Croatia will soon sign a contract to buy a nationwide system to protect critical infrastructure from hostile drones, Defence24 reported on October 19, 2025. Minister of Defence Ivan Anuszić announced the planned purchase at the Defence24 Days conference, saying the package will include an operations centre, radars, drone interceptors and 30-millimetre guns, and that the whole solution will be fully automated. According to Croatian media coverage cited by the minister, the deal will provide two fixed and two mobile counter-drone systems at a total value of roughly €115 million, and will be signed with a domestic defence company in December.
Anuszić framed the acquisition as a necessary response to an emerging threat, stressing that unidentified unmanned aerial vehicles that enter Croatian airspace without permission “should be shot down.” He argued that the risk is real: even small drones can carry explosive payloads and strike vital facilities, so robust defensive systems are required to protect the country’s power, transport and communications networks. The minister did not disclose further technical details of the contract, citing procurement confidentiality, but emphasised that the capability will combine detection, command and kinetic defeat in an integrated, automated architecture.
The announced mix of fixed and mobile systems suggests that Zagreb wants both permanent coverage for key sites and deployable units able to react to evolving threats or protect temporary high-risk events. Inclusion of radars and an operational centre points to an emphasis on early detection and command-and-control integration, while interceptors and 30-mm guns indicate a layered approach to neutralising small and medium-sized aerial targets. Automation, the ministry said, should speed response times and reduce the risk of human error in fast-moving drone engagement scenarios.
The move comes amid growing European concern about the proliferation of armed and commercially modified unmanned aerial systems. In early October Anuszić also stated that Croatia is prepared to scale up domestic production of FPV (first-person-view) drones to the order of millions per year; he noted current annual production of roughly 200,000 units that are already in use by Croatian forces and exported to partners including Bulgaria, the United States, France and Saudi Arabia. That production profile underlines a broader national interest both in offensive unmanned capabilities and in developing the means to defend against similar threats.
The stated €115 million price tag places Croatia’s programme among significant but not exceptional recent European investments in counter-UAS capabilities. By opting to contract a national firm, Zagreb appears intent on preserving industrial know-how and supporting the local defence sector, while acquiring technology it judges essential for national resilience. The balance between kinetic options (guns, interceptors) and sensors/command systems will determine how resilient the deployed architecture is against swarms, small FPV drones and more advanced threats that combine loitering munitions with electronic warfare.

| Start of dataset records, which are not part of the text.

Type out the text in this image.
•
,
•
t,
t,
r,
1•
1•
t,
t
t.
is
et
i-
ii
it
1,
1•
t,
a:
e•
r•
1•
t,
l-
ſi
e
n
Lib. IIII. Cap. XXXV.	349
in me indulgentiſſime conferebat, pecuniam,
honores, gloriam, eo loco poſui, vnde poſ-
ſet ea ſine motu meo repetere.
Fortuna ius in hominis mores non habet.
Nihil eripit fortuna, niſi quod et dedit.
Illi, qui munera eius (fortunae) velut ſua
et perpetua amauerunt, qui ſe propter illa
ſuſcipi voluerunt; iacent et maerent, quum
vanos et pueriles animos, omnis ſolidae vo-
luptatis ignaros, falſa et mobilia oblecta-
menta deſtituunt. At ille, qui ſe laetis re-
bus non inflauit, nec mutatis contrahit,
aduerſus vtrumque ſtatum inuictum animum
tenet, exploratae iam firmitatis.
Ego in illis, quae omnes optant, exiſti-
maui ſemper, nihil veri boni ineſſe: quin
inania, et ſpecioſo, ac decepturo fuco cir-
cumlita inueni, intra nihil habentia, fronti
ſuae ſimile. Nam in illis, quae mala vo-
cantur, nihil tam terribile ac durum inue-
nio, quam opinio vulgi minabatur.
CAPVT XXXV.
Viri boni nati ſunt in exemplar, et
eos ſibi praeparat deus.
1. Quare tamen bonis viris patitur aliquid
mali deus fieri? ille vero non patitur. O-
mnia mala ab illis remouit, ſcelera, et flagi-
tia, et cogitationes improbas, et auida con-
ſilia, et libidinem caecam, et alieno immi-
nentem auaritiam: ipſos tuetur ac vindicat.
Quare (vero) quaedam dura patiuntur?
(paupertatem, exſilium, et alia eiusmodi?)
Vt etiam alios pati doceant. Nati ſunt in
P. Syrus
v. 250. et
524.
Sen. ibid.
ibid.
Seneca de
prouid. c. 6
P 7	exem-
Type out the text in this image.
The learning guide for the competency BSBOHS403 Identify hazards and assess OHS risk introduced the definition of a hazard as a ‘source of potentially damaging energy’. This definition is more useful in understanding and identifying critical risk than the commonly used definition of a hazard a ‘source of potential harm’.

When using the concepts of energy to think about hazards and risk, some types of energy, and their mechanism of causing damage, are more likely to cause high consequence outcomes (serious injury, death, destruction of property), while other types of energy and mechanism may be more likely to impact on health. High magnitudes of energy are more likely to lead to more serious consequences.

Although the minister’s comments were unequivocal about the need to shoot down unauthorised drones, the announcement raises policy and legal questions that many countries are still wrestling with: rules of engagement in peacetime, liability for damage caused by downed drones, and safeguards to prevent mistakes against civilian unmanned systems. Croatian authorities will need to translate the programme’s technical ambition into clear operational procedures and legal frameworks governing use of force in peacetime airspace.
For now, Zagreb’s decision signals an assertive national response to a changing threat environment: a programme intended to protect critical infrastructure through a modern, layered and largely automated counter-drone capability, underpinned by domestic procurement and bolstered by a parallel expansion of Croatia’s own unmanned systems industry.